Жана Батиста Кольбера рекомендовал Людовику XIV еще Мазарини, у которого тот управлял его частным имуществом. Короля подкупила его относительная скромность, а также честность, которую он выказал буквально на следующий день после смерти кардинала. Кольбер сообщил ему о том, что Мазарини зарыл в разных местах до 15 миллионов наличными, не указав эту сумму в завещании. Из этого Жан Батист сделал вывод о намерении Мазарини предоставить эти деньги казне, сундуки которой в то время были пусты. Несомненно, финансист проявил верность своему новому господину, сообщив ему об оставленном богатстве, а не присвоив его себе. И Людовик оценил ее по достоинству, назначив Кольбера главой финансового управления страны. Вскоре Кольбер стал центральной фигурой правительства, его по праву считают одним из лучших администраторов и политиков в мировой истории. Он прекрасно умел, учитывая стремление короля самому править страной, поддерживать в нем убежденность в том, что все важные решения тот принимает единолично. При этом главный финансист не боялся оставаться в тени своего венценосного господина: он служил ему с такой преданностью, с какой собака служит своему хозяину, и питал к нему любовь, граничившую с обожанием.

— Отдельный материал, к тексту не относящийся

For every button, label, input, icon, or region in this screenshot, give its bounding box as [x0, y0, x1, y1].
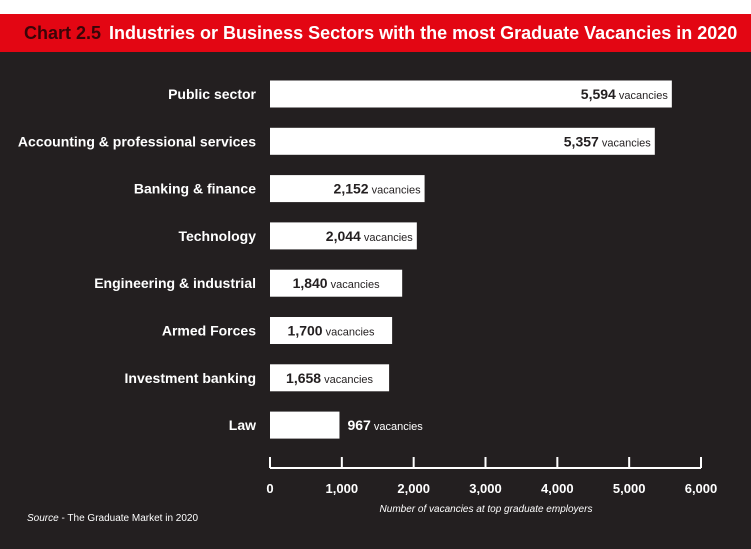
data-label-unit: vacancies: [616, 90, 668, 102]
bar: [270, 364, 390, 392]
source-note: Source - The Graduate Market in 2020: [27, 513, 198, 524]
bar: [270, 317, 393, 344]
data-label-unit: vacancies: [371, 421, 423, 433]
data-label: 2,044 vacancies: [326, 228, 414, 244]
data-label: 5,594 vacancies: [581, 86, 669, 102]
bar: [270, 80, 672, 108]
x-tick-label: 3,000: [469, 481, 502, 496]
data-label-value: 5,594: [581, 86, 616, 102]
bar: [270, 175, 425, 203]
data-label-unit: vacancies: [361, 232, 413, 244]
category-label: Technology: [178, 228, 256, 244]
data-label-value: 1,658: [286, 370, 321, 386]
category-label: Public sector: [168, 86, 256, 102]
x-tick-label: 1,000: [326, 481, 359, 496]
data-label: 1,658 vacancies: [286, 370, 374, 386]
data-label-value: 2,152: [334, 181, 369, 197]
category-label: Accounting & professional services: [18, 133, 256, 149]
category-label: Banking & finance: [134, 181, 256, 197]
chart-title: Industries or Business Sectors with the …: [109, 22, 738, 43]
data-label-value: 1,700: [288, 323, 323, 339]
data-label-value: 967: [347, 417, 371, 433]
bar: [270, 411, 340, 439]
data-label-value: 1,840: [293, 275, 328, 291]
data-label: 2,152 vacancies: [334, 181, 422, 197]
source-separator: -: [58, 513, 68, 524]
category-label: Law: [229, 417, 256, 433]
x-tick-label: 2,000: [397, 481, 430, 496]
source-label: Source: [27, 513, 59, 524]
category-label: Engineering & industrial: [94, 275, 256, 291]
x-axis-label: Number of vacancies at top graduate empl…: [380, 504, 593, 515]
data-label-value: 5,357: [564, 133, 599, 149]
bar: [270, 269, 403, 297]
source-text: The Graduate Market in 2020: [67, 513, 199, 524]
bar: [270, 222, 417, 250]
data-label-unit: vacancies: [369, 185, 421, 197]
chart-number: Chart 2.5: [24, 22, 102, 43]
category-label: Armed Forces: [162, 323, 256, 339]
chart-header: Chart 2.5 Industries or Business Sectors…: [0, 14, 751, 52]
bar-chart-plot: Public sector 5,594 vacancies Accounting &…: [18, 80, 718, 515]
chart-panel: Public sector 5,594 vacancies Accounting &…: [0, 52, 751, 549]
data-label-unit: vacancies: [599, 137, 651, 149]
x-tick-label: 6,000: [685, 481, 718, 496]
bar: [270, 127, 655, 155]
data-label-unit: vacancies: [321, 374, 373, 386]
x-tick-label: 0: [266, 481, 273, 496]
category-label: Investment banking: [125, 370, 256, 386]
data-label: 1,840 vacancies: [293, 275, 381, 291]
data-label-unit: vacancies: [328, 279, 380, 291]
data-label: 5,357 vacancies: [564, 133, 652, 149]
data-label-value: 2,044: [326, 228, 361, 244]
data-label: 967 vacancies: [347, 417, 423, 433]
x-tick-label: 4,000: [541, 481, 574, 496]
x-tick-label: 5,000: [613, 481, 646, 496]
data-label-unit: vacancies: [323, 327, 375, 339]
data-label: 1,700 vacancies: [288, 323, 376, 339]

Занимая один из самых высоких постов при дворе, Кольбер, конечно же, не мог не участвовать в придворных интригах. Он вел нескончаемую «тихую» войну то со своим предшественником, обер-интендантом финансов Никола Фуке, то с военным министром Лувуа. В большинстве случаев победа в этой борьбе оставалась на его стороне, и он неуклонно шел к осуществлению намеченных им трех целей: приведению в порядок финансов страны, поднятию французского земледелия и развитию торговли и промышленности.
Благодаря Кольберу во Франции была введена строгая отчетность в поступлении и расходовании государственных доходов, привлечены к уплате земельного налога все незаконно уклонявшиеся от него, увеличены налоги на предметы роскоши, за счет чего наполнялась королевская казна. Чтобы сократить постоянный разрыв между государственными доходами и расходами, он серьезно занимался сокращением долгов и оздоровлением бюджета за счет развития производительных сил страны в сфере земледелия, торговли и промышленности. Он покровительствовал различным торгово-морским компаниям, основывал государственные мануфактуры, организовывал колонизацию земель.
Для активизации внутренней торговли Кольбер приказал проложить дороги и уничтожил таможни между отдельными провинциями. Он обеспечил создание большого торгового и морского флота, способного соперничать с английским и голландским, основал Ост-Индскую и Вест-Индскую торговые компании, а в Америке, в нижнем течении Миссисипи, при нем была основана французская колония, названная в честь короля Луизиадой. Немало внимания главный финансист Людовика XIV уделял и развитию искусства и науки: снаряжал исследовательские экспедиции, приумножал фонды королевской библиотеки и ботанического сада, основал Академию наук, Академию пластического искусства и музыки и другие. Фактически этот талантливый и энергичный человек управлял всеми сферами жизни страны, кроме военной и внешней политики.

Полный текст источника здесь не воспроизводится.